I wanted to see what AI could actually build. So I gave it a geography game.
Six live games. Three weeks. No prior experience with Next.js, Supabase, or Vercel. Here's what happened — and what 31 versions of one document actually look like from the inside.
I'm not a developer. I can read code, understand roughly what it's doing, and form opinions about structure — but I can't sit down and build a web app from scratch. That was the starting point.
What I did have was an idea: a daily geography game. One 360° Street View panorama per day, same puzzle for everyone, five guesses. Simple. I'd played GeoGuessr for years and wanted something smaller — a one-minute habit, not a rabbit hole.
The real question wasn't whether the game was a good idea. It was: can AI actually build this, or does it just pretend to?
The first version of DailyGuessr was humbling
I started with Claude. Not to write code — I genuinely didn't know if that would work — but to think through the architecture. What do I need? A database of locations. A way to serve one per day. A map for guessing. A score.
Claude walked me through it: Next.js for the frontend, Supabase for the location database, Vercel for deployment. I knew none of these tools. By the end of the first session, I had something running locally that kind of worked.
The DailyGuessr project document went through 31 versions. Not because things kept breaking — though they did — but because the game kept getting better. Version 1 had no mobile support, no streak, no sharing. Version 31 has all of that plus a profile sidebar and stats tracking. The document is the memory. Without it, none of this would have been possible.
The first real wall was Google Maps. Street View panoramas need an API key. The API key needs billing. Suddenly there's a credit card involved, quotas to understand, and a question of what happens if the game actually gets traffic. I spent an afternoon on this that had nothing to do with building the game itself — just configuration, billing alerts, and hoping I'd set up the quota correctly.
What "AI building it" actually looks like
This is the part that surprises people. It's not like typing "make me a game" and receiving a finished product. It's much more like having a very fast, very knowledgeable collaborator who needs to be directed carefully.
I describe what I want. Claude writes the code. I run it. Something doesn't work. I describe what's wrong. Claude fixes it. Repeat.
The skill — and this is the thing nobody tells you — is in the describing. The more precisely I could articulate what was wrong, what I expected to see, and what I actually saw, the faster things got resolved. Screenshots helped enormously. "The modal is covering the map on mobile" is a better prompt than "it looks weird."
The skill isn't coding.
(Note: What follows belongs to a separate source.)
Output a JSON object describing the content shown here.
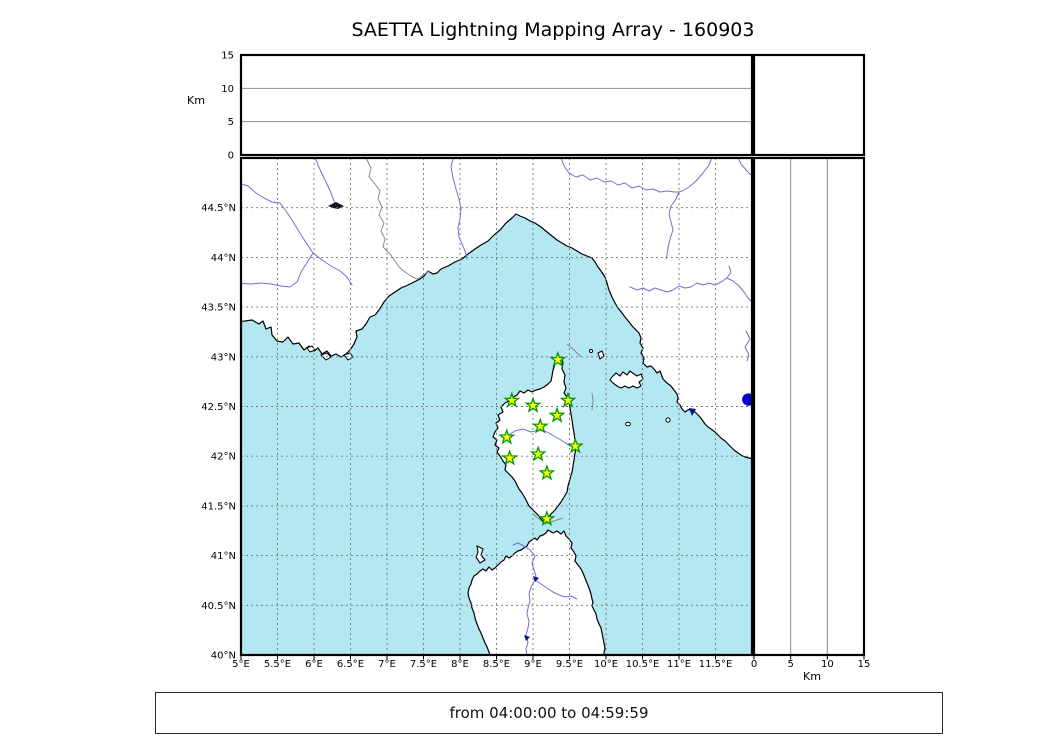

It's being a very precise product manager for an AI that never gets tired.
There were frustrating moments. The map z-index bug that took four sessions to isolate. The analytics script pointing at the wrong subdomain — umami.stoop.games instead of analytics.stoop.games — which I only caught because Palette showed zero data for two days. The sidebar that wouldn't stretch to the footer height no matter what CSS I tried.
None of these were the AI failing. They were the normal friction of building software. The difference is that I had a collaborator who could articulate the problem clearly and usually knew the fix.
Then I built five more games
Once DailyGuessr worked, something clicked. The hard part wasn't the technology — it was understanding what I was trying to build. FlagGuessr used the same scaffold, the same tech stack, the same deployment pipeline. It launched the same day as DailyGuessr.
CocktailGuessr came a week later. Then Palette, Bloom, and Sortl — three arcade games with no database at all, running entirely in the browser. Six games in roughly three weeks.
Somewhere in the middle I had the domain cost realisation: each game on its own domain means each game is its own ~$15/year cost. The solution was stoop.games — a hub, with the three arcade games on subdomains (free), and the guessing games keeping their own domains (because their SEO value is real).
What I'd tell someone starting now
The single most important thing is documentation. I keep a project document for every game — updated after every session, tracking what changed, what broke, what the current state of the infrastructure is. Without that, each conversation with AI starts from zero.
The second thing: learn to read error messages. You don't need to understand them fully. You need to be able to copy them accurately and describe the context.
The third thing: build something small that actually works before you try to make it good. DailyGuessr v1 was ugly and barely functional. It worked. Every version after that was an improvement on something real, not a redesign of something imaginary.